Чтобы читать молитвенник и есть скудную пищу свою при свете, тюремщик дал ему лампаду, а также иглу и ниток, чтобы чинить одежду. Может быть, эти три вещи — лампада с железной ручкой в виде крючка, игла и нитки — внушили узнику первую мысль о побеге (Demim., 83).
Как-то раз, зайдя в одну из галерей, он увидел окно, выходившее на пустынный берег быстрой и бурной, как горный поток, реки, Таго, протекавшей внизу, под самыми стенами обители. Круча под окном была такая, что, когда заглянул в нее, голова у него закружилась. Но он все-таки выбрал это окно для побега, потому что лучшего не было, выбрал и ночь.

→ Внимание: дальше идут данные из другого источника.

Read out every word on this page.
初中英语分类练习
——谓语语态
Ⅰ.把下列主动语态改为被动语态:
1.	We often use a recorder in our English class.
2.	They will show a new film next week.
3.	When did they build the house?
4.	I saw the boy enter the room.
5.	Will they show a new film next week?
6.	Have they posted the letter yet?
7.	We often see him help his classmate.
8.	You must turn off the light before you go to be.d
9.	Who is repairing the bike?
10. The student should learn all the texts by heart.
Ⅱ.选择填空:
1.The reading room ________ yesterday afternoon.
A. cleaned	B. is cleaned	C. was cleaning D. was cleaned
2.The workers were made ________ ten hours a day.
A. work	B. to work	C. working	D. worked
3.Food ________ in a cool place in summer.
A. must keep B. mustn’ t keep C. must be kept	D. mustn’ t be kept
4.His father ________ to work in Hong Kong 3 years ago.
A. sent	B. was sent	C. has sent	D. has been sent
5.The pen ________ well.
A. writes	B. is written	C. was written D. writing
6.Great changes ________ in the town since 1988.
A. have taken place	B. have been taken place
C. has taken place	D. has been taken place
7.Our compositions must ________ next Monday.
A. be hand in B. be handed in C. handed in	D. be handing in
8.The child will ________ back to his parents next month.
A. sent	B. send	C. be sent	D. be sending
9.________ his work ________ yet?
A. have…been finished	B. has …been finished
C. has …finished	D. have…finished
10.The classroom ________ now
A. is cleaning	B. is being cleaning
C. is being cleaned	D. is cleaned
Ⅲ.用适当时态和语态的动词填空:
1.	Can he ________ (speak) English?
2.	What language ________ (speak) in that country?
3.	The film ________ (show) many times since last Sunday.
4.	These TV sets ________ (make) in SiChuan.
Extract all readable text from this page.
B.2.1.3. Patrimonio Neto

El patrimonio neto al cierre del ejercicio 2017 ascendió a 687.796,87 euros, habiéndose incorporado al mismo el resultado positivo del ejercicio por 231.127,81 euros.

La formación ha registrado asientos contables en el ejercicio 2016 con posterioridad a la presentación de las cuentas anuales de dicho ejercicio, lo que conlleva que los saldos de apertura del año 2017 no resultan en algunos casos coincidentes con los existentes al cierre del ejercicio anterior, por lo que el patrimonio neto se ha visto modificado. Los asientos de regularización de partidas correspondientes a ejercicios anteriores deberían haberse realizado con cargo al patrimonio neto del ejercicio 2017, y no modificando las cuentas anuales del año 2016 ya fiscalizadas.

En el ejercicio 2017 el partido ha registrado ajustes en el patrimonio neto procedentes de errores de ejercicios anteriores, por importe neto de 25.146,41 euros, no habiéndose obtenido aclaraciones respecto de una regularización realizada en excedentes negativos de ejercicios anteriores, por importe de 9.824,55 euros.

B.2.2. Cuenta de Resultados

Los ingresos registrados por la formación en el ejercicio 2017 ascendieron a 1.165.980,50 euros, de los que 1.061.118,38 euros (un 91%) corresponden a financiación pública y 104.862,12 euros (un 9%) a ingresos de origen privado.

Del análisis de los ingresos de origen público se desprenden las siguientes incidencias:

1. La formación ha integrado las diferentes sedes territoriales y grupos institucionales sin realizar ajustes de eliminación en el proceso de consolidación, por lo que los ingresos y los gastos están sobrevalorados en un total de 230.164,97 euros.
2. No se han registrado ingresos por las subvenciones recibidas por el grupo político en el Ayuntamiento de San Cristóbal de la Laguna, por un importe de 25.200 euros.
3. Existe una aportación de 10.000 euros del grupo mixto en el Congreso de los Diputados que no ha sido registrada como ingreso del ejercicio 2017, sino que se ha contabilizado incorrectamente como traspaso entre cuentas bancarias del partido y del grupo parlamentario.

Накануне вырезал из одеял, простынь и одежды длинные, узкие полосы, накрепко сшил их концами, скрутил наподобие веревки, сделал петлю и прицепил к ней железный крючок (Вrunо, 186).
Все уже было готово, когда вечером неожиданно приехал в обитель провинциальный викарий Кастильского Братства Обутых, о. Джеронимо Тостадо, с несколькими братиями. В кельях не было места для всех, и в большой горнице, почти у самых дверей тюремной кельи, поставили койки для двух братьев.
Что было делать Жуану? Откладывать побег слишком опасно: стоило только зайти кому-нибудь в тюремную келью его, чтобы увидеть приготовления к побегу; а если не откладывать, то как пройти между койками так, чтобы не разбудить спящих? После долгих колебаний он решил все-таки бежать.
Ночью, подождав, чтобы братья улеглись и заснули, он приоткрыл дверь. Сделал это очень осторожно, но все-таки едва державшийся на отвинченных петлях замок упал с таким громким стуком, что спящие проснулись, вскочили на койках и воскликнули: «Кто идет?»
Жуан ничего не ответил, и одолеваемые первым крепким сном братья, снова повалившись на койки, глубоко заснули.
Он прошел мимо них. Но, еще не доходя до двери в соседний покой, вдруг вспомнил, что эта дверь всегда запиралась на ночь. Если и теперь была заперта, то все пропало — побег не удался. Но, подойдя к двери, увидел, что она открыта настежь. Ночь была такая душная, что иноки, ложась, решили оставить дверь открытой для свежего воздуха. Это ободрило его как знак того, что чья-то неусыпная забота ведет его и спасает.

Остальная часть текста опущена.